Он вернулся в модуль и лег на кровать. Так он и лежал, не закрывая глаз, потом закрыл и повернулся на бок, стараясь уснуть. Это ему не удалось, не получилось и выделить гормон, который усыпил бы его.
Наконец он поднялся и вернулся гостиную, где был экран, попросил модуль войти в игровой канал и долго сидел, изучая свою игру с Бермойей. Он сидел молча и неподвижно, без единой молекулы секретированных стимуляторов в крови.
Около конференц-центра стояла тюремная выездная амбулатория. Гурдже вышел из летательного аппарата и прошел прямо в игровой зал. Пекилу, чтобы не отстать, пришлось бежать. Верховник не понимал, что такое с инопланетянином, — тот отказывался говорить на пути из отеля в конференц-центр, тогда как люди в его положении обычно очень разговорчивы. И почему-то он вовсе не казался испуганным, хотя Пекил и не понимал, как такое возможно. Не изучи Пекил достаточно хорошо этого неловкого, довольно простодушного инопланетянина, он подумал бы, что бледное, бородатое, заостренное лицо Гурдже искажено гневом.

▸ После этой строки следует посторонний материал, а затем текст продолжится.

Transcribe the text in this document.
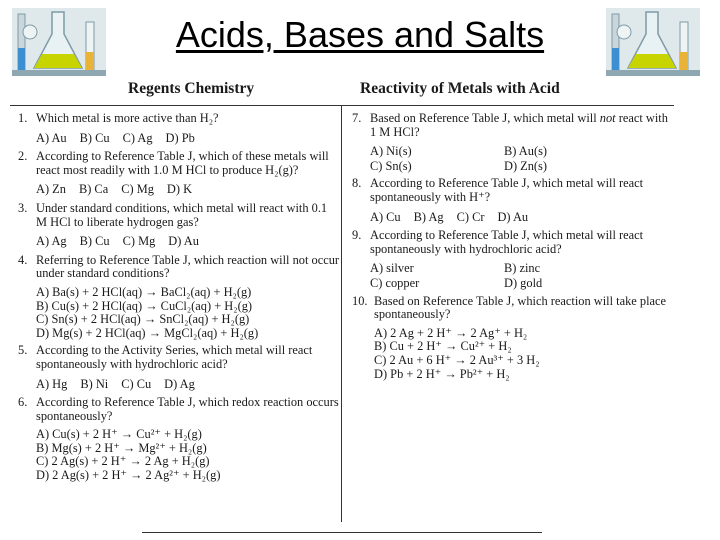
Acids, Bases and Salts
Regents Chemistry	Reactivity of Metals with Acid
1. Which metal is more active than H₂?
A) Au B) Cu C) Ag D) Pb
2. According to Reference Table J, which of these metals will react most readily with 1.0 M HCl to produce H₂(g)?
A) Zn B) Ca C) Mg D) K
3. Under standard conditions, which metal will react with 0.1 M HCl to liberate hydrogen gas?
A) Ag B) Cu C) Mg D) Au
4. Referring to Reference Table J, which reaction will not occur under standard conditions?
A) Ba(s) + 2 HCl(aq) → BaCl₂(aq) + H₂(g)
B) Cu(s) + 2 HCl(aq) → CuCl₂(aq) + H₂(g)
C) Sn(s) + 2 HCl(aq) → SnCl₂(aq) + H₂(g)
D) Mg(s) + 2 HCl(aq) → MgCl₂(aq) + H₂(g)
5. According to the Activity Series, which metal will react spontaneously with hydrochloric acid?
A) Hg B) Ni C) Cu D) Ag
6. According to Reference Table J, which redox reaction occurs spontaneously?
A) Cu(s) + 2 H⁺ → Cu²⁺ + H₂(g)
B) Mg(s) + 2 H⁺ → Mg²⁺ + H₂(g)
C) 2 Ag(s) + 2 H⁺ → 2 Ag + H₂(g)
D) 2 Ag(s) + 2 H⁺ → 2 Ag²⁺ + H₂(g)
7. Based on Reference Table J, which metal will not react with 1 M HCl?
A) Ni(s)	B) Au(s)
C) Sn(s)	D) Zn(s)
8. According to Reference Table J, which metal will react spontaneously with H⁺?
A) Cu B) Ag C) Cr D) Au
9. According to Reference Table J, which metal will react spontaneously with hydrochloric acid?
A) silver	B) zinc
C) copper	D) gold
10. Based on Reference Table J, which reaction will take place spontaneously?
A) 2 Ag + 2 H⁺ → 2 Ag⁺ + H₂
B) Cu + 2 H⁺ → Cu²⁺ + H₂
C) 2 Au + 6 H⁺ → 2 Au³⁺ + 3 H₂
D) Pb + 2 H⁺ → Pb²⁺ + H₂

Ло Принест Бермойя сидел рядом с Доской начал. Гурдже зашел на саму доску, поскреб бородку длинным пальцем и передвинул две фигуры. Бермойя сам делал свои ходы, но потом, когда игра распространилась на всю доску (инопланетянин пытался выкарабкаться из своего безнадежного положения), большинство ходов за судью стали делать ассистенты. Инопланетянин оставался на доске, делая собственные ходы, стремительно перемещаясь туда-сюда, как гигантское темное насекомое.
Бермойя не понимал, чего добивается инопланетянин. Его игра, казалось, была лишена цели, он либо делал глупые ошибки, либо приносил бессмысленные жертвы. Бермойя добил часть разрозненных сил соперника. Прошло какое-то время, и ему показалось, что у его противника должен быть план, но в таком случае уж больно неопределенный. Может, этот самец-инопланетянин просто пытается хоть немного спасти лицо, пока он все еще самец.